Animal rights protesters are up in arms over a bill set to hit the Senate floor in the legislature next week that would conceal the names, personal addresses and phone numbers of animal researchers at state colleges and universities.
Harold Rose, an activist with Utah Primate Freedom, said the bill is unconstitutional and undermines basic principles of democracy.
“It’s completely ridiculous,” Rose said. “I’m amazed people are not more concerned. Something is being done with public tax dollars, and it’s been removed from all public criticism.”
Sen. Greg Bell, R-Fruit Heights, who is sponsoring the bill, said protesters from Utah Primate Freedom have crossed the line by harassing researchers, vandalizing their homes and signing them up for unwanted magazine subscriptions.

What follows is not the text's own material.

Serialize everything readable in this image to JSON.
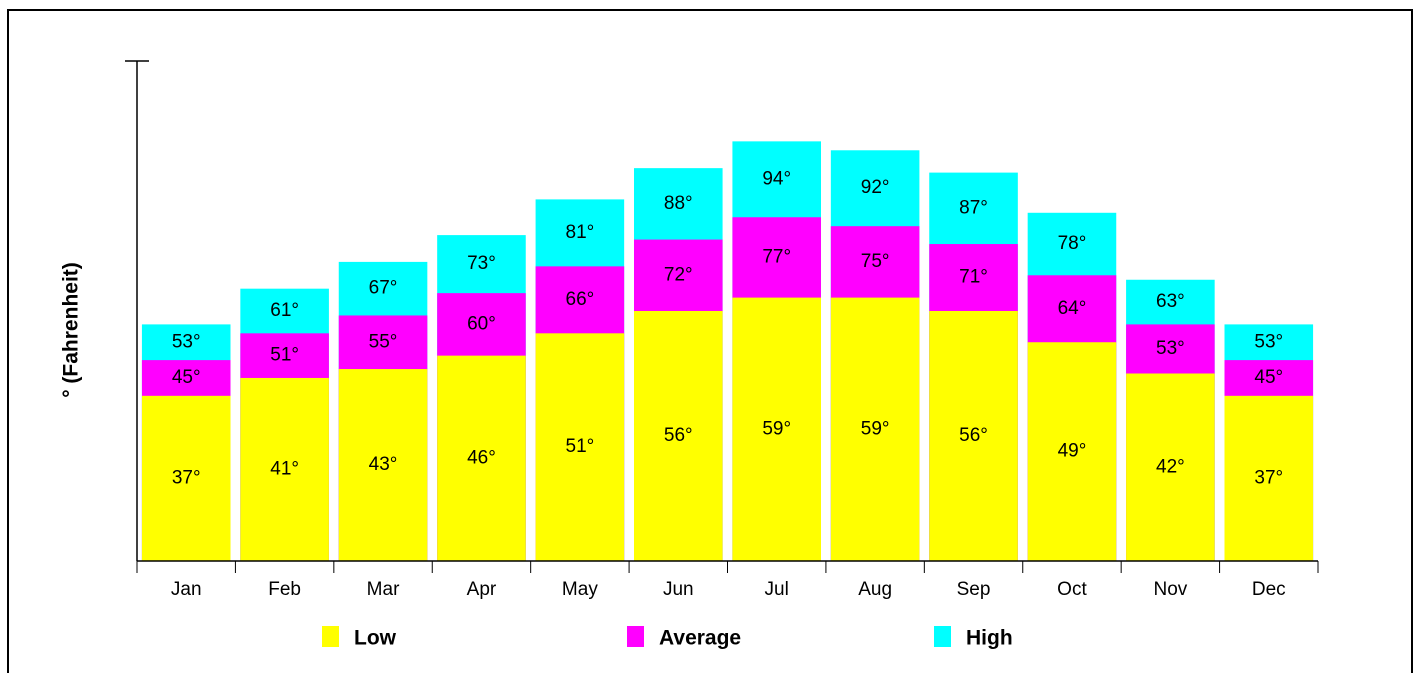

“The public has the right to understand what research is going on…but they don’t need to know specific information of workers,” Bell said. “Basic human dignity and decency requires that we have people in good faith pursuing legitimate research, but we shouldn’t be harassing people just because we disagree with them. But that hasn’t worked, so we have to resort to legal means.”
The bill, which passed in a Senate committee earlier this week, would modify the Government Records Access and Management Act to classify personal information of researchers who do medical or scientific research on animals at institutions of higher education as protected documents.
The legislation would not only keep information from protesters, but also from journalists or other individuals who use GRAMA. Bell said such individuals would have to appeal to the GRAMA committee for the information.
U President Michael Young, who supports the bill, said the law is designed not to discourage people from protesting, but to protect the physical safety of those engaged in research supported by the university.
He said the bill would not be a slippery slope limiting access to information.
“There’s a very little appetite for dramatic curtailment of rights,” Young said. “This law is a very modest way of ensuring protesters themselves stay within bounds of law.”
Young said there has been “significant vandalism” to researchers’ homes and that protesters have made it hard for them to get in and out of their driveways. In one situation, Young said protesters accosted a pregnant U researcher every time she tried to leave her home.
“We have been lucky so far that the physical security of researchers has not been compromised, but there have been universities around (the) country where that has (happened),” Young said.
He said the bill is necessary because it is more sound than nuisance laws, which sometimes allow police officers discretion over what they consider a nuisance.
Rose said his organization has not caused any harm to researchers, although they have been under fire for demonstrating in front of U researchers’ homes. The Salt Lake County Council passed an ordinance Jan. 29 requiring picketers to stand at least 100 feet away from these homes.
Rose said neither the ordinance nor the legislation will stop them from demonstrating because they can still get names and contact information from published documents and research.
“Unless they effectively stop all outside communication…this is a completely pointless bill,” Rose said.
He said he believes that the public is entitled to know about the state sponsored research for which it is paying in tax dollars. If the law passes, he said the group plans to challenge it in court.
Young said the bill would not hide research.
“There’s nothing that will prevent you from knowing (the) nature of research,” Young said. “What you won’t be able to do is see the name of (a) researcher and the address of their personal home-you’ll still know where the labs are.”
Young said he believes animal research work is “deeply humanitarian” and helps humans better understand diseases.
Rose said there is no scientific evidence that these experiments have advanced medicine or science in any way that relates to humans.
“If you look at the horrors they’re inflicting on these animals, you clearly see the cost outweighs any potential benefits,” Rose said. “Especially when there are no proven benefits.”
Young said this case of speech is a “security concern.”
“It’s a challenge (to determine) how one balances the right of people to protest, which we firmly and lovingly believe in, consistent with the rights of people for peaceful existence and to engage in work that really is fundamentally extremely important to advance science,” Young said.